Enter K-Electric, the privatized Karachi utility once hailed as a poster child for reform. Acquired in 2005 by a consortium led by Saudi’s Al Jomaih Power and Kuwait’s Denham Capital, the deal promised to modernize a creaking grid serving 3.8 million customers. Fast-forward two decades, and the grievances are vast. Chronic delays in tariff approvals by the National Electric Power Regulatory Authority (Nepra), billions in unpaid subsidies, and alleged encroachments on governance rights, including a thwarted $1.77 billion sale to China’s Shanghai Electric Power.
 
At root, this is purportedly a tale of broken promises. The original privatization compact was meant to have included subsidies to offset the utility’s legacy burdens: unmetered theft, outdated infrastructure, and political meddling. But as Pakistan’s energy crisis deepened, these commitments frayed. Investors accuse Islamabad of “blocking tariff implementation” and orchestrating a “takeover attempt” via proxies, eroding their control and returns. 

Economists will recognize this as classic financial repression in action: controls that trap capital domestically while inflating risks, per the models of McKinnon and Shaw from the 1970s.
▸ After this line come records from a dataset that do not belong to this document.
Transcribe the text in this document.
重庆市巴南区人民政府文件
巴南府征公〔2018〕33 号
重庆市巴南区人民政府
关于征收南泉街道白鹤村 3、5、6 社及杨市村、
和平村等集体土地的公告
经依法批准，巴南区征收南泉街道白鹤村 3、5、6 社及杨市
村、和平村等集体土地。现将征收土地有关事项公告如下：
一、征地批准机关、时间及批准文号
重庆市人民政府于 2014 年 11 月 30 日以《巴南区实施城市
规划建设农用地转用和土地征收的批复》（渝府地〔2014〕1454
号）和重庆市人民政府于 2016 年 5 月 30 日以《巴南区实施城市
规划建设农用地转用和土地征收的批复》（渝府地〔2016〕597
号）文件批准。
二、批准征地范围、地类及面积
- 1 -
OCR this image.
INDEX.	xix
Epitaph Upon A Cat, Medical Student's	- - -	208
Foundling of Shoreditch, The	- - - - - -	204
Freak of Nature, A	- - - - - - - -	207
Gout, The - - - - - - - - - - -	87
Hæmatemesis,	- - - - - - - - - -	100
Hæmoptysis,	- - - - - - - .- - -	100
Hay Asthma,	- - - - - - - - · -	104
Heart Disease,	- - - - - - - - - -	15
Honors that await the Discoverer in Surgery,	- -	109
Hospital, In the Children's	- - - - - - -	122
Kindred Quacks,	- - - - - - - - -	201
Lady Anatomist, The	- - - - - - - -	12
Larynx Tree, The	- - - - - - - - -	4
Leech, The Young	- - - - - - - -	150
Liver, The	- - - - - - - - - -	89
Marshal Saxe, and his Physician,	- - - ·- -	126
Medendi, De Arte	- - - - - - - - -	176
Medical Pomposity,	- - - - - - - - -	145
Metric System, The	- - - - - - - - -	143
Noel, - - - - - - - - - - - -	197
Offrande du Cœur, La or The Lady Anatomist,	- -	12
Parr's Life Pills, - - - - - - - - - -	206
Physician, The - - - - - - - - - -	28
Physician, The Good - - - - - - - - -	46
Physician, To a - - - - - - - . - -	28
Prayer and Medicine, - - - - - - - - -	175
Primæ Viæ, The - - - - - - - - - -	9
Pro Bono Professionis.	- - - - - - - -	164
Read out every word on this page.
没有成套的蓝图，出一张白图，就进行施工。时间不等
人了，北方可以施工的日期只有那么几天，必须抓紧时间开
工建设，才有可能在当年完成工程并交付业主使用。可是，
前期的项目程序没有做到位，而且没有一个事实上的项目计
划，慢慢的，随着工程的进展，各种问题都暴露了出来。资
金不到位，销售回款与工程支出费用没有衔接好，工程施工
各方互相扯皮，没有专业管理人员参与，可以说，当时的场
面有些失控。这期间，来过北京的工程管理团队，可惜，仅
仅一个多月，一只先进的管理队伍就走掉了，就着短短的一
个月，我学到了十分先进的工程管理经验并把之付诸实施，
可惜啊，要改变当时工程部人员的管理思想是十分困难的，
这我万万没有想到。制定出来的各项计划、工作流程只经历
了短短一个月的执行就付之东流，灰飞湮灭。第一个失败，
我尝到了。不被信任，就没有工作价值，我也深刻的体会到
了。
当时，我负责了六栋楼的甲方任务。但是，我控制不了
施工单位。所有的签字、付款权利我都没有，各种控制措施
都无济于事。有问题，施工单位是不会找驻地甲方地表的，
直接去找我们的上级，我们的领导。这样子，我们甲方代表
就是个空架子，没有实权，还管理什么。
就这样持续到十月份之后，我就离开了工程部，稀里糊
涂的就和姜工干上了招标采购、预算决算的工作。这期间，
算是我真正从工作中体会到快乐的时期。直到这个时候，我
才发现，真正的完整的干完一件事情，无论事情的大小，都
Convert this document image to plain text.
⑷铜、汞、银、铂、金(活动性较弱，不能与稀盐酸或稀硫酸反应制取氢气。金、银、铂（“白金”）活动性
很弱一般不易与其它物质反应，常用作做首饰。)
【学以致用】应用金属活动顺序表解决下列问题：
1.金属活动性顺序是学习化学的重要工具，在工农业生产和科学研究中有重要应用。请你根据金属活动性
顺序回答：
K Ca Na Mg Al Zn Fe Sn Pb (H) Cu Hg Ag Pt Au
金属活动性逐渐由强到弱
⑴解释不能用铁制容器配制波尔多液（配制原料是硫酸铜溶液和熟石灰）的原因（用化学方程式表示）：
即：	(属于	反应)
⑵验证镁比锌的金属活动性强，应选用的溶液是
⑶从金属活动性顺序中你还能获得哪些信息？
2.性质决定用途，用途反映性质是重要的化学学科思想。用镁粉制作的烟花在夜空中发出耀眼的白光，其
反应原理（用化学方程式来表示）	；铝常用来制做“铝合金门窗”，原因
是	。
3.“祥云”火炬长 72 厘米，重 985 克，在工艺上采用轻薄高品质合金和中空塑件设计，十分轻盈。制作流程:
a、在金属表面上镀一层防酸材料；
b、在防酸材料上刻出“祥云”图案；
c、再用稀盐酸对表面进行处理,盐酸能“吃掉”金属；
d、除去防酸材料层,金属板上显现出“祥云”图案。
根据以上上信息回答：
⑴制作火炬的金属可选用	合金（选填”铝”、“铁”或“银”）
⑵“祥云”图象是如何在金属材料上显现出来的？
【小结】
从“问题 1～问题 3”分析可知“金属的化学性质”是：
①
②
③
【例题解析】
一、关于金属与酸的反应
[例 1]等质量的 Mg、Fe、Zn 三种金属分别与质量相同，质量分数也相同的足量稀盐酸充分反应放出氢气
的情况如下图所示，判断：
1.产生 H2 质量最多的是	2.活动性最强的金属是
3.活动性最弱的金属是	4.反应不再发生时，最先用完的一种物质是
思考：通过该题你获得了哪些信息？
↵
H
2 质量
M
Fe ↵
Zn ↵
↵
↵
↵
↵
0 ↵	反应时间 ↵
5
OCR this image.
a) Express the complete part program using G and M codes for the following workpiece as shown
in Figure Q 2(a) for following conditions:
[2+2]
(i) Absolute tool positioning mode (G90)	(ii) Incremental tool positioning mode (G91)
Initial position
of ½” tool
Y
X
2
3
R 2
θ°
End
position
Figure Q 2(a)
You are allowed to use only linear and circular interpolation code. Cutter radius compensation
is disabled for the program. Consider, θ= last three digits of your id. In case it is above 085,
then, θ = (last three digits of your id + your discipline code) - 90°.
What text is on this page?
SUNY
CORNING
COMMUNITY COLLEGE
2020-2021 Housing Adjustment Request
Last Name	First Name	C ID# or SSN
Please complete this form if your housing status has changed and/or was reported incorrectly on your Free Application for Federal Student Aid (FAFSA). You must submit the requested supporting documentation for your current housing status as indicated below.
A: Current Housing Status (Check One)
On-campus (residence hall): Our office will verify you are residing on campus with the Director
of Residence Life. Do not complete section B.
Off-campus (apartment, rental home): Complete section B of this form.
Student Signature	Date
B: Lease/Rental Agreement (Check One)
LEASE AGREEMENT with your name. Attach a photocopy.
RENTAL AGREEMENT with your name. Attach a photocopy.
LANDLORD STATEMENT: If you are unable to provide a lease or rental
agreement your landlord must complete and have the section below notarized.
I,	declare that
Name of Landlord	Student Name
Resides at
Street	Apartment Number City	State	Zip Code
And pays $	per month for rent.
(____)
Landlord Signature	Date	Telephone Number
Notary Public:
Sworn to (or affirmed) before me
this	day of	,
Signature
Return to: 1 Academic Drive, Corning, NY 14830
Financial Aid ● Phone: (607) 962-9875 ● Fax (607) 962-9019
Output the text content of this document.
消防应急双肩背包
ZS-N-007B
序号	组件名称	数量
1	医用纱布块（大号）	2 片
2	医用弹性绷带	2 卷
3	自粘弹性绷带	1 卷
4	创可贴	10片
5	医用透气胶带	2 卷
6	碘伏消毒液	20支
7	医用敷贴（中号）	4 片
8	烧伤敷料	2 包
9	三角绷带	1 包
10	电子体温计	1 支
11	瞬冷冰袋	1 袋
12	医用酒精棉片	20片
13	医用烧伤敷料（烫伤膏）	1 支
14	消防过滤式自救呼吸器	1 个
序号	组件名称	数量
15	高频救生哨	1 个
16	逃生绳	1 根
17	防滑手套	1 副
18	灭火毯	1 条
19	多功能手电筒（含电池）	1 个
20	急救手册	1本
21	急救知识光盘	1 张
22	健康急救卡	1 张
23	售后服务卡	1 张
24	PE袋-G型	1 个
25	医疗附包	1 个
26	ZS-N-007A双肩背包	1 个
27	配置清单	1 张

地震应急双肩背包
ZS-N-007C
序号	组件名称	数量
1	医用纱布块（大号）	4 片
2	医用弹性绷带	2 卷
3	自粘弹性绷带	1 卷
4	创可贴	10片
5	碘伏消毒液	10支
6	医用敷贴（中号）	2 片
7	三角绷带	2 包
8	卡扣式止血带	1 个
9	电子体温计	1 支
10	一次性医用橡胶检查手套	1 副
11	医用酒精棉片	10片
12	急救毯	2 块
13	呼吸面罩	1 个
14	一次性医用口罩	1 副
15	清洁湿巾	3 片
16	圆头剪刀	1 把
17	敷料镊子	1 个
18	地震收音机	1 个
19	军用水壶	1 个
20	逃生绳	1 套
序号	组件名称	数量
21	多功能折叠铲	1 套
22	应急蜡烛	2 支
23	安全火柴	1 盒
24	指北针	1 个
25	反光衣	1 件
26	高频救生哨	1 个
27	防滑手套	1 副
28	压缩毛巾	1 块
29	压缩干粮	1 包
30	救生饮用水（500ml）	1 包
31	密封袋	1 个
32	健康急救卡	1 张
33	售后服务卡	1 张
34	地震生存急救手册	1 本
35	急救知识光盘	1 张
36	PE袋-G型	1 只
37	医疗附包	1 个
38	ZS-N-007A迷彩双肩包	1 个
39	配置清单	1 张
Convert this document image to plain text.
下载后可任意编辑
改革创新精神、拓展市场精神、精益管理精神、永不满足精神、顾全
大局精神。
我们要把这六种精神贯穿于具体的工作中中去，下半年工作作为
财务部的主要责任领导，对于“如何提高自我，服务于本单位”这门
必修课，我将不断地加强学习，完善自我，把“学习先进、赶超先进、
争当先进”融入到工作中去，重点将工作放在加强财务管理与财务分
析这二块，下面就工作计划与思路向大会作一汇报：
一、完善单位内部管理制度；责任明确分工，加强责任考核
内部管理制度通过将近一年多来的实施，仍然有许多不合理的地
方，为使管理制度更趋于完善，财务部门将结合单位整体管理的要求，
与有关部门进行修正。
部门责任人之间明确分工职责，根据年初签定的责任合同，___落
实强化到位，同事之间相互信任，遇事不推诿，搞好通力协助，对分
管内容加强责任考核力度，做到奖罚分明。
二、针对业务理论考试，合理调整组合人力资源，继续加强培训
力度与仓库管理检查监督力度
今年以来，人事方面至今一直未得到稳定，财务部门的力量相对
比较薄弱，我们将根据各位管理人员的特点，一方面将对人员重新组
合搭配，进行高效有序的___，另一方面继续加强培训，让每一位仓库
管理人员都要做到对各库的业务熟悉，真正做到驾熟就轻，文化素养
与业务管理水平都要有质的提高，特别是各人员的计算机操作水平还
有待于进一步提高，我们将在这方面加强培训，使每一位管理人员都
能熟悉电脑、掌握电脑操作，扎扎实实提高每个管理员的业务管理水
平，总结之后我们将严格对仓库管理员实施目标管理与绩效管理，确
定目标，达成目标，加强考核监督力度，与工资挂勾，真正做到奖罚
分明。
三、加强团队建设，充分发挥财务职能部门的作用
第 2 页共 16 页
In Pakistan’s case, both local and foreign investors flee to jurisdictions with robust property rights. K-Electric’s woes amplify this, signalling that even a Gulf-financed deal is caught in the vortex of regulatory caprice.
 
With FDI at a nadir, Pakistan’s growth sputters below 3 percent, far shy of the 7 percent needed to absorb its youth bulge and service $135 billion in external debt. Power sector circular debt, now PKR 1.693 trillion, exemplifies sclerosis. To signal commitment and restore confidence, Pakistan must ring-fence privatized assets with independent regulators, enforce arbitration clauses domestically, and dismantle capital controls gradually. For K-Electric, an urgent settlement, perhaps via mediated subsidies and tariff hikes, could avert arbitration and rebuild trust. More broadly, jettisoning G2G deals for transparent auctions would level the field, shielding national interests from geostrategic leverage.
 
In a globalized arena where capital is footloose, Pakistan’s privatization paralysis isn’t just a domestic debacle; it’s a self-inflicted wound that repels rescuers. Until Islamabad prioritizes the rule of law over revenue raids, its dreams of revival will remain just that, dreams, deferred by the very hands meant to build them.

Javed Hassan has worked in senior executive positions both in the profit and non-profit sector in Pakistan and internationally. He is a senior visiting fellow at Pakistan Study Center, Fudan University.